Ex vivo and In vitro antiplasmodial activities of approved drugs predicted to have antimalarial activities using chemogenomics and drug repositioning approach

Douglas O Ochora; Reagan M Mogire; Rael J Masai; Redemptah A Yeda; Edwin W Mwakio; Joseph G Amwoma; Dancan M Wakoli; Abiy Yenesew; Hoseah M Akala

doi:10.1016/j.heliyon.2023.e18863

Ex vivo and In vitro antiplasmodial activities of approved drugs predicted to have antimalarial activities using chemogenomics and drug repositioning approach

Heliyon. 2023 Aug 1;9(8):e18863. doi: 10.1016/j.heliyon.2023.e18863. eCollection 2023 Aug.

Authors

Douglas O Ochora^{1

2

3}, Reagan M Mogire⁴, Rael J Masai¹, Redemptah A Yeda³, Edwin W Mwakio³, Joseph G Amwoma⁵, Dancan M Wakoli⁶, Abiy Yenesew⁷, Hoseah M Akala³

Affiliations

¹ Department of Biological Sciences, School of Pure and Applied Sciences, Kisii University, P.O. Box 408-40200, Kisii, Kenya.
² DSI/NWU, Preclinical Drug Development Platform, Faculty of Health Sciences, North-West University, Private Bag X6001, 2520, Potchefstroom, South Africa.
³ United States Army Medical Research Directorate-Africa (USAMRD-A), Kenya Medical Research Institute (KEMRI)-Walter Reed Project, P.O. Box 54-40100, Kisumu, Kenya.
⁴ Kenya Medical Research Institute (KEMRI) - Kemri-Wellcome Trust Research Programme, P.O. Box 230-80108, Kilifi, Kenya.
⁵ Department of Biological Sciences, University of Embu P. O. Box 6-60100, Embu, Kenya.
⁶ Department of Biochemistry and Molecular Biology, Egerton University, P.O. Box 536-20115, Egerton-Njoro, Kenya.
⁷ Department of Chemistry, University of Nairobi, P.O. Box 30197-00100, Nairobi, Kenya.

Abstract

High malaria mortality coupled with increased emergence of resistant multi-drug resistant strains of Plasmodium parasite, warrants the development of new and effective antimalarial drugs.

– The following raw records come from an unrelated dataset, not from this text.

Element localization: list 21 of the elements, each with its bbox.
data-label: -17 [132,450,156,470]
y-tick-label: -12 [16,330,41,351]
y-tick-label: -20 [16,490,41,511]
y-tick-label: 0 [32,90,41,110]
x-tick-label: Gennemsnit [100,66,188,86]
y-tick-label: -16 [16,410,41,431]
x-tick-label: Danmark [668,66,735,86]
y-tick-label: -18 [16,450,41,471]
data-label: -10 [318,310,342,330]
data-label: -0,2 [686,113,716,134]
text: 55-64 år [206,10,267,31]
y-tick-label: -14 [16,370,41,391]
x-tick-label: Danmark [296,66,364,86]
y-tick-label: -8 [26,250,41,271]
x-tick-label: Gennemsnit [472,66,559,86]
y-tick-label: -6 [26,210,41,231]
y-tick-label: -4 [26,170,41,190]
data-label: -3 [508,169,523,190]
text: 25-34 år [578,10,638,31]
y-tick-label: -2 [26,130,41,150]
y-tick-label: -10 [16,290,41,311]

However, drug design and discovery are costly and time-consuming with many active antimalarial compounds failing to get approved due to safety reasons. To address these challenges, the current study aimed at testing the antiplasmodial activities of approved drugs that were predicted using a target-similarity approach. This approach is based on the fact that if an approved drug used to treat another disease targets a protein similar to Plasmodium falciparum protein, then the drug will have a comparable effect on P. falciparum. In a previous study, in vitro antiplasmodial activities of 10 approved drugs was reported of the total 28 approved drugs. In this study, six out of 18 drugs that were previously not tested, namely epirubicin, irinotecan, venlafaxine, palbociclib, pelitinib, and PD153035 were tested for antiplasmodial activity. The drug susceptibility in vitro assays against five P. falciparum reference strains (D6, 3D7, W2, DD2, and F32 ART) and ex vivo assays against fresh clinical isolates were done using the malaria SYBR Green I assay. Standard antimalarial drugs were included as controls. Epirubicin and irinotecan showed excellent antiplasmodial ex vivo activity against field isolates with mean IC₅₀ values of 0.044 ± 0.033 μM and 0.085 ± 0.055 μM, respectively. Similar activity was observed against W2 strain where epirubicin had an IC₅₀ value of 0.004 ± 0.0009 μM, palbociclib 0.056 ± 0.006 μM, and pelinitib 0.057 ± 0.013 μM. For the DD2 strain, epirubicin, irinotecan and PD 153035 displayed potent antiplasmodial activity (IC₅₀ < 1 μM). Epirubicin and irinotecan showed potent antiplasmodial activities (IC₅₀ < 1 μM) against DD2, D6, 3D7, and F32 ART strains and field isolates. This shows the potential use of these drugs as antimalarials. All the tested drugs showed antiplasmodial activities with IC₅₀ values below 20 μM, which suggests that our target similarity-based strategy is successful at predicting antiplasmodial activity of compounds thereby circumventing challenges in antimalarial drug discovery.

Keywords: Antiplasmodial; Chemogenomics; Drug reportioning; Epirubicin; Ex vivo; Irinotecan; Plasmodium falciparum.